Un quatrième texte plus court – il y aura alternance dans l’opus entre des poèmes brefs et plus longs – évoque, de plus, une sorte d’apaisement même si reste encore une conclusion inquiète :
Hannah ne saura rien
de l’oiseau qu’elle me fait
Mais la vie est la plus forte, la double vie du corps et de l’esprit, et il ne s’agit pas de se laisser dévorer par la crise identitaire. Le « My Osotis » et le cri synonymique à son adresse « Don’t forget me », chez l’auteur qui fait des lectures publiques, prouvent que la nature dans ce qu’elle a de plus beau, les fleurs, et la musique, avec le choix de la belle langue anglaise, révèlent à la fois la peur de l’oubli et l’élan vital d’une poésie adjuvante.
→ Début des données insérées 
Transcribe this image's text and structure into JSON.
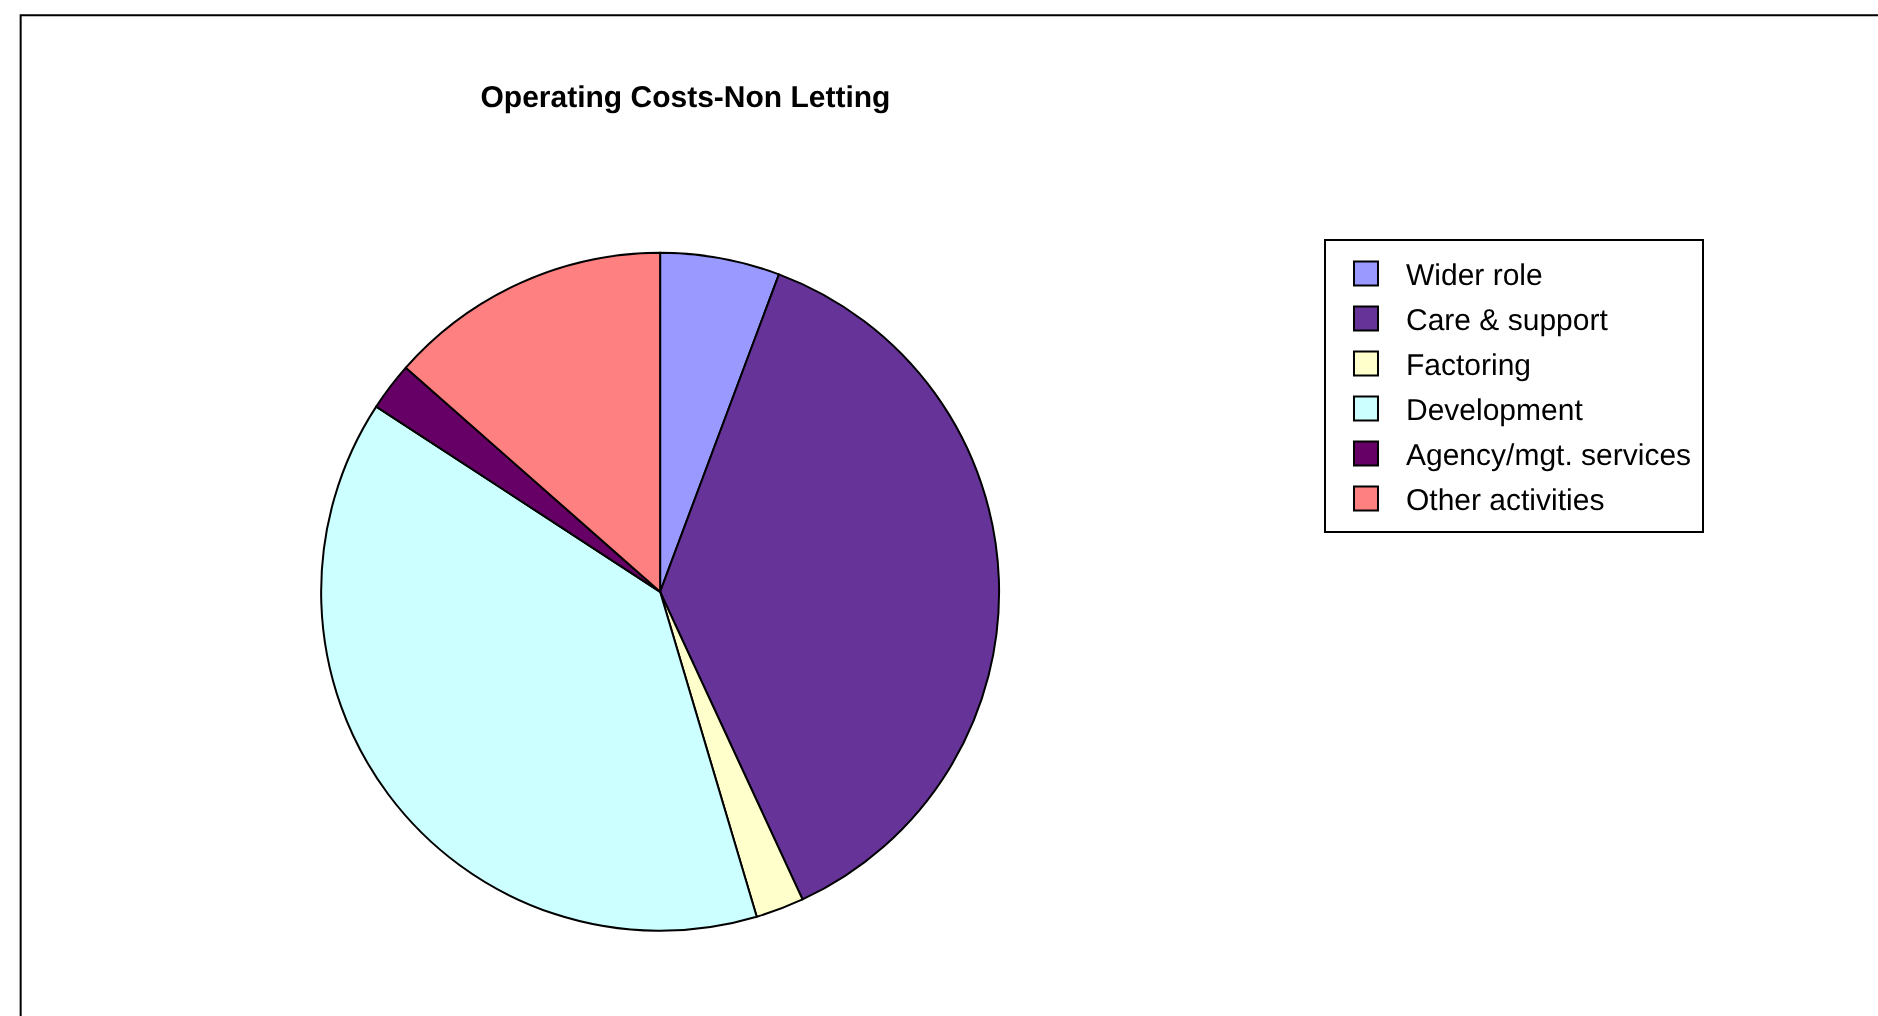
{
  "chart_data": {
    "type": "pie",
    "title": "Operating Costs-Non Letting",
    "categories": [
      "Wider role",
      "Care & support",
      "Factoring",
      "Development",
      "Agency/mgt. services",
      "Other activities"
    ],
    "values": [
      5.7,
      37.4,
      2.3,
      38.8,
      2.3,
      13.5
    ],
    "colors": [
      "#9999ff",
      "#663399",
      "#ffffcc",
      "#ccffff",
      "#660066",
      "#ff8080"
    ],
    "legend": "right"
  }
}
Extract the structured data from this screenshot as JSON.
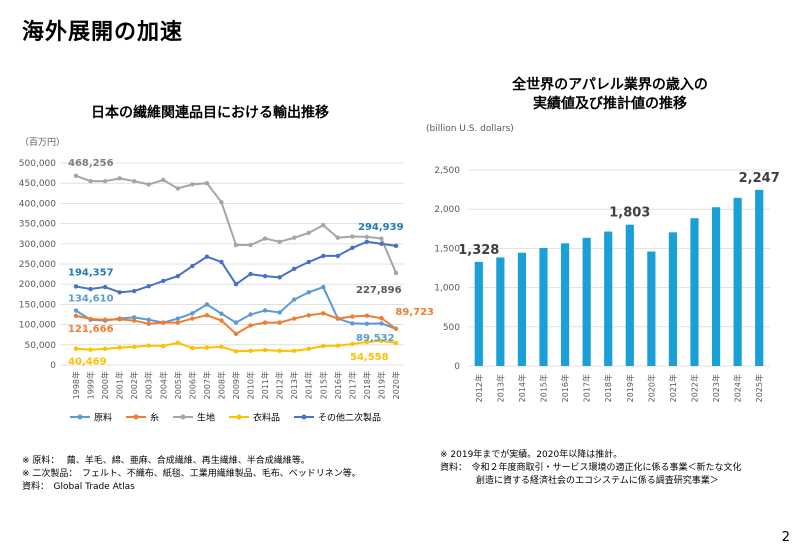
{
  "page": {
    "title": "海外展開の加速",
    "page_number": "2"
  },
  "left": {
    "title": "日本の繊維関連品目における輸出推移",
    "notes": [
      "※ 原料：　 繭、羊毛、綿、亜麻、合成繊維、再生繊維、半合成繊維等。",
      "※ 二次製品：　フェルト、不織布、紙毯、工業用繊維製品、毛布、ベッドリネン等。",
      "資料：　Global Trade Atlas"
    ]
  },
  "right": {
    "title_line1": "全世界のアパレル業界の歳入の",
    "title_line2": "実績値及び推計値の推移",
    "notes": [
      "※ 2019年までが実績。2020年以降は推計。",
      "資料：　令和２年度商取引・サービス環境の適正化に係る事業＜新たな文化",
      "　　　　創造に資する経済社会のエコシステムに係る調査研究事業＞"
    ]
  },
  "chart_data": [
    {
      "type": "line",
      "title": "日本の繊維関連品目における輸出推移",
      "ylabel": "（百万円）",
      "ylim": [
        0,
        500000
      ],
      "yticks": [
        0,
        50000,
        100000,
        150000,
        200000,
        250000,
        300000,
        350000,
        400000,
        450000,
        500000
      ],
      "ytick_labels": [
        "0",
        "50,000",
        "100,000",
        "150,000",
        "200,000",
        "250,000",
        "300,000",
        "350,000",
        "400,000",
        "450,000",
        "500,000"
      ],
      "x": [
        "1998年",
        "1999年",
        "2000年",
        "2001年",
        "2002年",
        "2003年",
        "2004年",
        "2005年",
        "2006年",
        "2007年",
        "2008年",
        "2009年",
        "2010年",
        "2011年",
        "2012年",
        "2013年",
        "2014年",
        "2015年",
        "2016年",
        "2017年",
        "2018年",
        "2019年",
        "2020年"
      ],
      "legend_position": "bottom",
      "grid": true,
      "series": [
        {
          "name": "原料",
          "color": "#5b9bd5",
          "values": [
            134610,
            112000,
            110000,
            115000,
            118000,
            112000,
            105000,
            115000,
            128000,
            150000,
            127000,
            105000,
            125000,
            135000,
            130000,
            162000,
            180000,
            193000,
            115000,
            103000,
            102000,
            103000,
            89532
          ],
          "labels": [
            {
              "index": 0,
              "text": "134,610",
              "color": "#5b9bd5"
            },
            {
              "index": 22,
              "text": "89,532",
              "color": "#5b9bd5"
            }
          ]
        },
        {
          "name": "糸",
          "color": "#ed7d31",
          "values": [
            121666,
            114000,
            112000,
            113000,
            110000,
            102000,
            105000,
            105000,
            115000,
            123000,
            110000,
            77000,
            98000,
            105000,
            105000,
            115000,
            123000,
            128000,
            115000,
            120000,
            122000,
            116000,
            89723
          ],
          "labels": [
            {
              "index": 0,
              "text": "121,666",
              "color": "#ed7d31"
            },
            {
              "index": 22,
              "text": "89,723",
              "color": "#ed7d31"
            }
          ]
        },
        {
          "name": "生地",
          "color": "#a5a5a5",
          "values": [
            468256,
            455000,
            455000,
            462000,
            455000,
            447000,
            458000,
            437000,
            447000,
            450000,
            403000,
            297000,
            297000,
            313000,
            305000,
            315000,
            327000,
            346000,
            315000,
            318000,
            317000,
            313000,
            227896
          ],
          "labels": [
            {
              "index": 0,
              "text": "468,256",
              "color": "#7f7f7f"
            },
            {
              "index": 22,
              "text": "227,896",
              "color": "#595959"
            }
          ]
        },
        {
          "name": "衣料品",
          "color": "#ffc000",
          "values": [
            40469,
            38000,
            40000,
            43000,
            45000,
            48000,
            47000,
            55000,
            42000,
            43000,
            45000,
            34000,
            35000,
            37000,
            35000,
            35000,
            40000,
            47000,
            48000,
            52000,
            57000,
            60000,
            54558
          ],
          "labels": [
            {
              "index": 0,
              "text": "40,469",
              "color": "#ffc000"
            },
            {
              "index": 22,
              "text": "54,558",
              "color": "#ffc000"
            }
          ]
        },
        {
          "name": "その他二次製品",
          "color": "#4472c4",
          "values": [
            194357,
            188000,
            193000,
            180000,
            183000,
            195000,
            208000,
            220000,
            245000,
            268000,
            255000,
            200000,
            225000,
            220000,
            217000,
            238000,
            255000,
            270000,
            270000,
            290000,
            305000,
            300000,
            294939
          ],
          "labels": [
            {
              "index": 0,
              "text": "194,357",
              "color": "#1f7bb8"
            },
            {
              "index": 22,
              "text": "294,939",
              "color": "#1f7bb8"
            }
          ]
        }
      ]
    },
    {
      "type": "bar",
      "title": "全世界のアパレル業界の歳入の実績値及び推計値の推移",
      "ylabel": "(billion U.S. dollars)",
      "ylim": [
        0,
        2500
      ],
      "yticks": [
        0,
        500,
        1000,
        1500,
        2000,
        2500
      ],
      "ytick_labels": [
        "0",
        "500",
        "1,000",
        "1,500",
        "2,000",
        "2,500"
      ],
      "categories": [
        "2012年",
        "2013年",
        "2014年",
        "2015年",
        "2016年",
        "2017年",
        "2018年",
        "2019年",
        "2020年",
        "2021年",
        "2022年",
        "2023年",
        "2024年",
        "2025年"
      ],
      "values": [
        1328,
        1385,
        1445,
        1505,
        1565,
        1635,
        1715,
        1803,
        1460,
        1705,
        1885,
        2025,
        2145,
        2247
      ],
      "bar_color": "#1aa0d6",
      "grid": true,
      "labels": [
        {
          "index": 0,
          "text": "1,328"
        },
        {
          "index": 7,
          "text": "1,803"
        },
        {
          "index": 13,
          "text": "2,247"
        }
      ]
    }
  ]
}
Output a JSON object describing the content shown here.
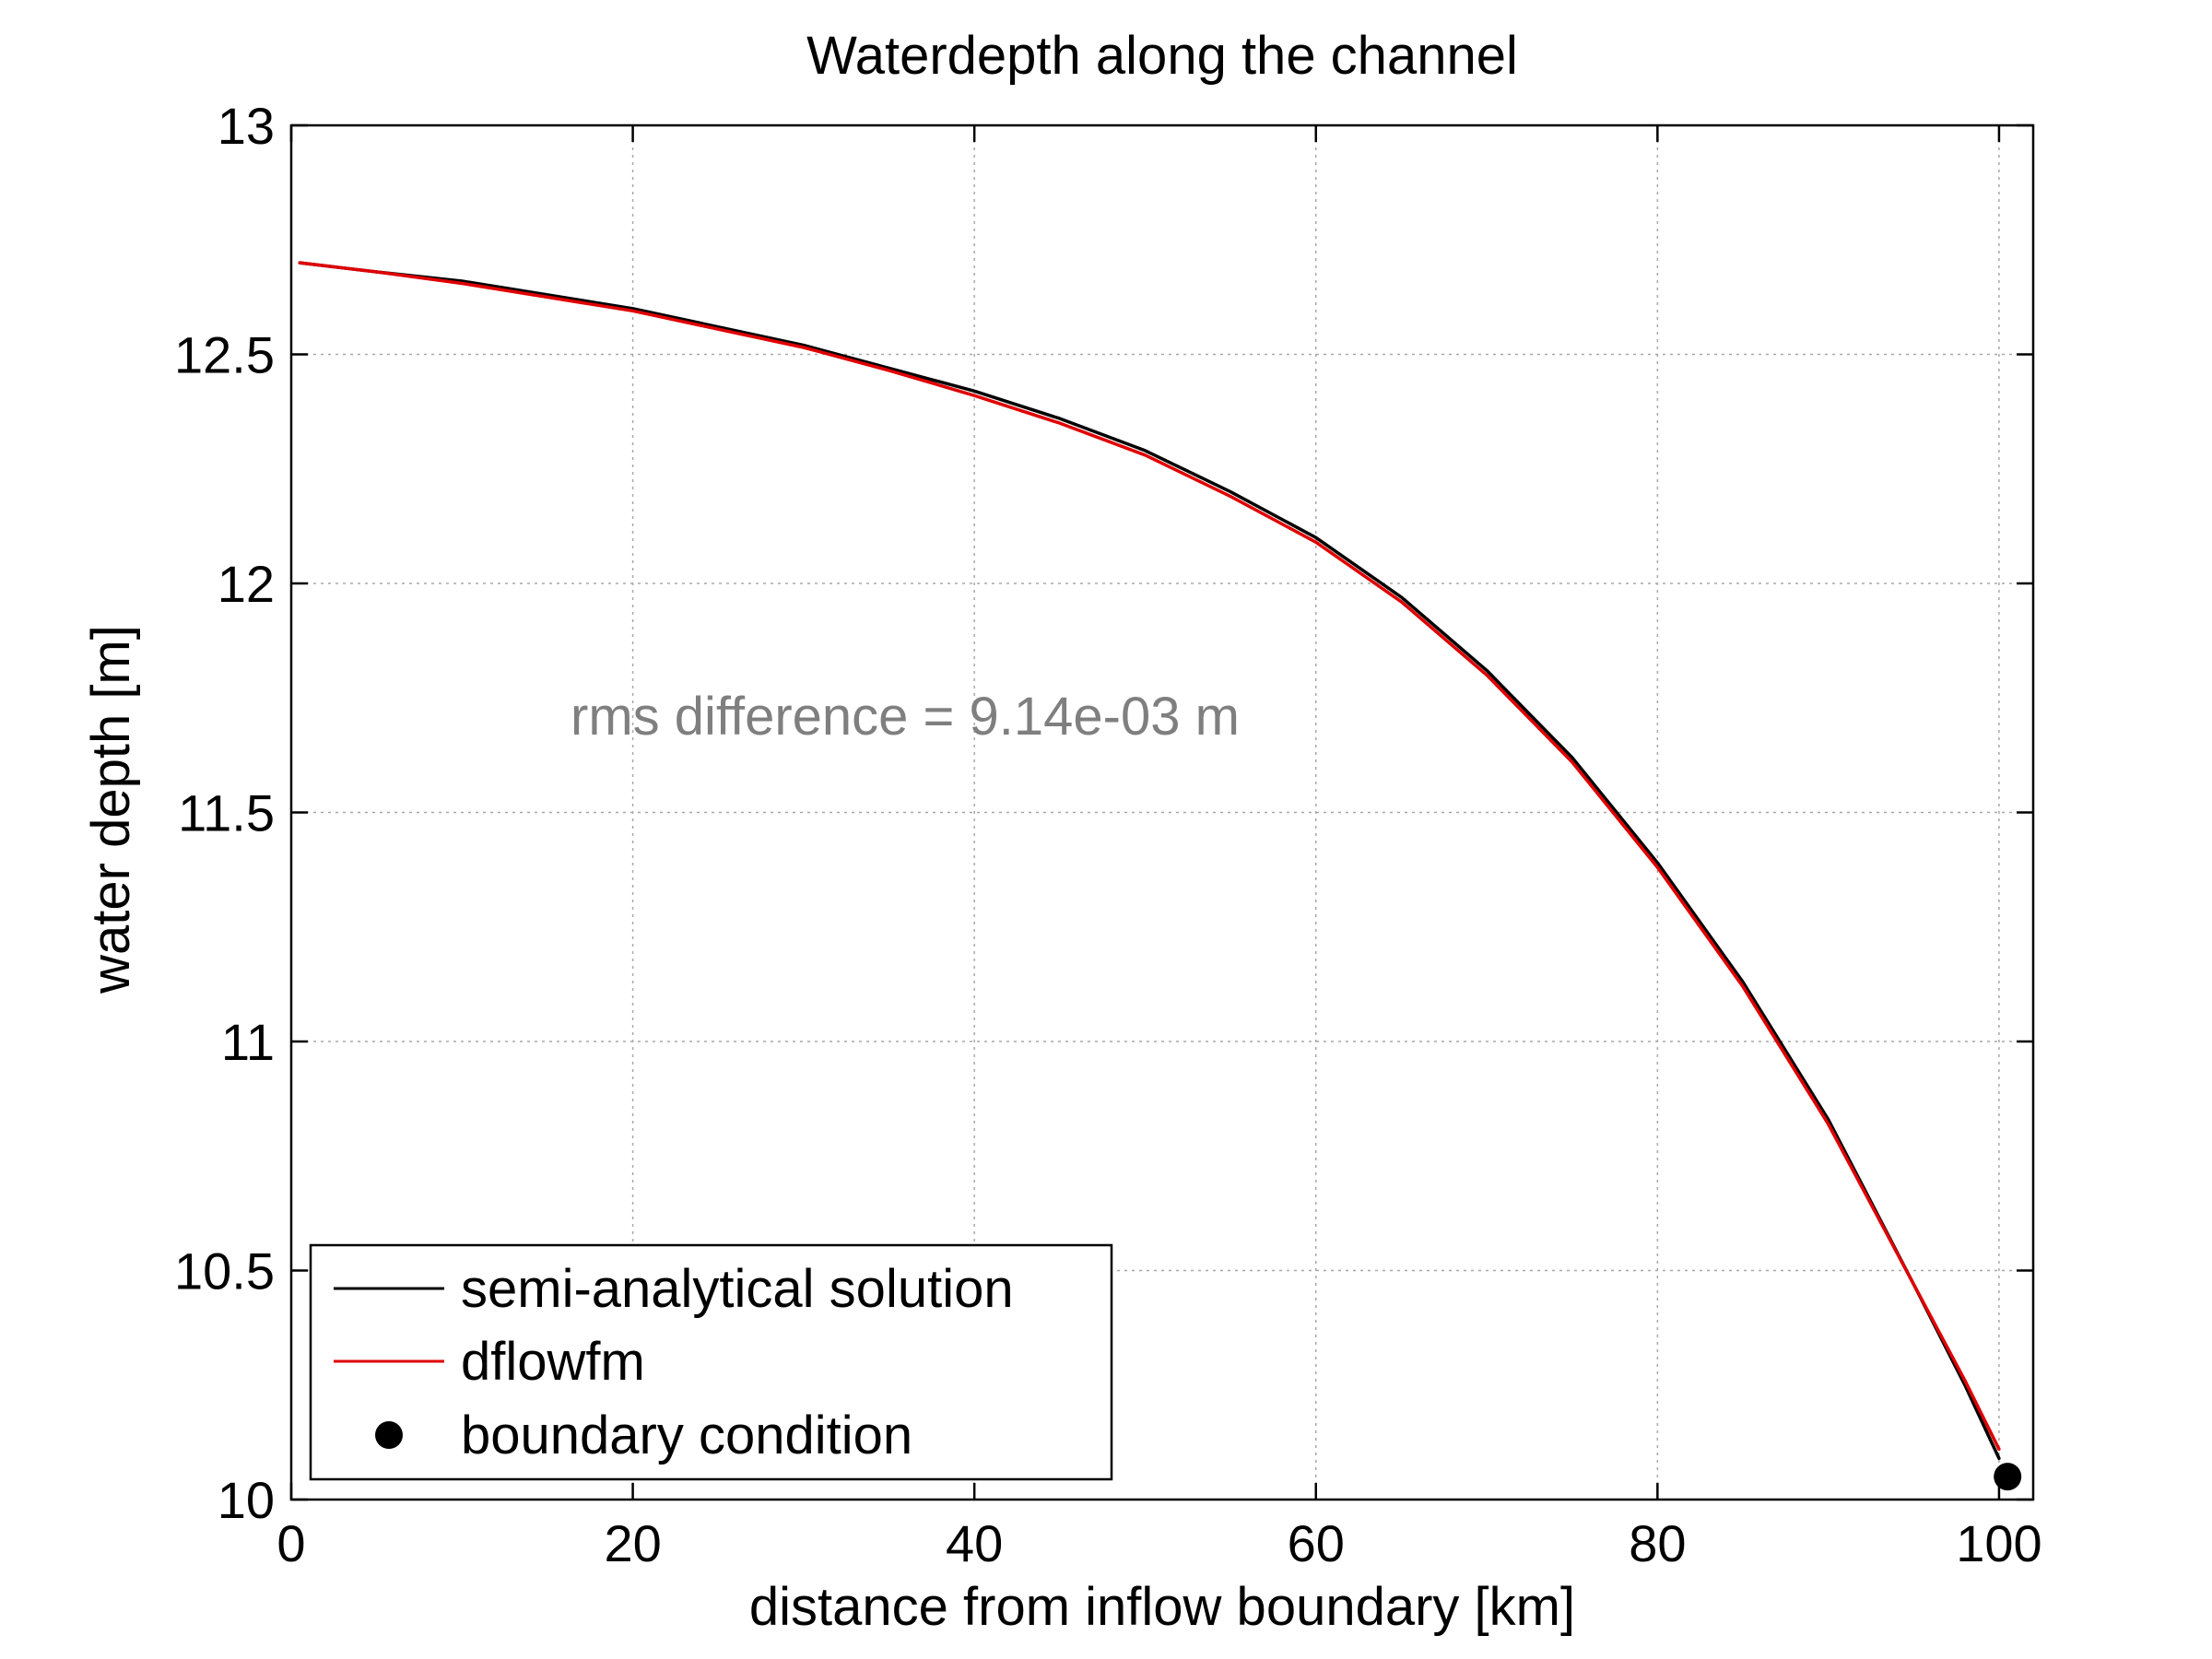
{
  "chart_data": {
    "type": "line",
    "title": "Waterdepth along the channel",
    "xlabel": "distance from inflow boundary [km]",
    "ylabel": "water depth [m]",
    "xlim": [
      0,
      102
    ],
    "ylim": [
      10,
      13
    ],
    "xticks": [
      0,
      20,
      40,
      60,
      80,
      100
    ],
    "yticks": [
      10,
      10.5,
      11,
      11.5,
      12,
      12.5,
      13
    ],
    "xtick_labels": [
      "0",
      "20",
      "40",
      "60",
      "80",
      "100"
    ],
    "ytick_labels": [
      "10",
      "10.5",
      "11",
      "11.5",
      "12",
      "12.5",
      "13"
    ],
    "grid": true,
    "legend_position": "bottom-left",
    "annotation": "rms difference = 9.14e-03 m",
    "colors": {
      "semi-analytical solution": "#000000",
      "dflowfm": "#e00000",
      "boundary condition": "#000000"
    },
    "series": [
      {
        "name": "semi-analytical solution",
        "style": "line",
        "x": [
          0.5,
          5,
          10,
          15,
          20,
          25,
          30,
          35,
          40,
          45,
          50,
          55,
          60,
          65,
          70,
          75,
          80,
          85,
          90,
          95,
          98,
          100
        ],
        "y": [
          12.7,
          12.68,
          12.66,
          12.63,
          12.6,
          12.56,
          12.52,
          12.47,
          12.42,
          12.36,
          12.29,
          12.2,
          12.1,
          11.97,
          11.81,
          11.62,
          11.39,
          11.13,
          10.83,
          10.47,
          10.25,
          10.09
        ]
      },
      {
        "name": "dflowfm",
        "style": "line",
        "x": [
          0.5,
          5,
          10,
          15,
          20,
          25,
          30,
          35,
          40,
          45,
          50,
          55,
          60,
          65,
          70,
          75,
          80,
          85,
          90,
          95,
          98,
          100
        ],
        "y": [
          12.7,
          12.68,
          12.655,
          12.625,
          12.595,
          12.555,
          12.515,
          12.465,
          12.41,
          12.35,
          12.28,
          12.19,
          12.09,
          11.96,
          11.8,
          11.61,
          11.38,
          11.12,
          10.82,
          10.47,
          10.26,
          10.11
        ]
      },
      {
        "name": "boundary condition",
        "style": "marker",
        "x": [
          100.5
        ],
        "y": [
          10.05
        ]
      }
    ]
  }
}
Alors la nécessité absolue
d’inventer ce poème…
c’est toujours
le langage
une question
de mort.
Donc, au cœur de la vie, comme des boucliers, les mots sont l’essentiel. Il y a même urgence car ceux-ci non seulement nous sauvent mais aussi créent la vie en inventant, par exemple, « des ruisseaux ». Ainsi « le grand marronnier (qui) m’ébouriffe la cervelle » – il participera à la fin du recueil à la définition de l’identité – est-il, grâce à ses racines, le meilleur des compagnons. La Nature, inspiratrice, est, ontologiquement, rédemptrice. Elle est conjointe de l’amour : « tous les oiseaux / je les embrasse ». Oiseau éponyme pour moitié du titre.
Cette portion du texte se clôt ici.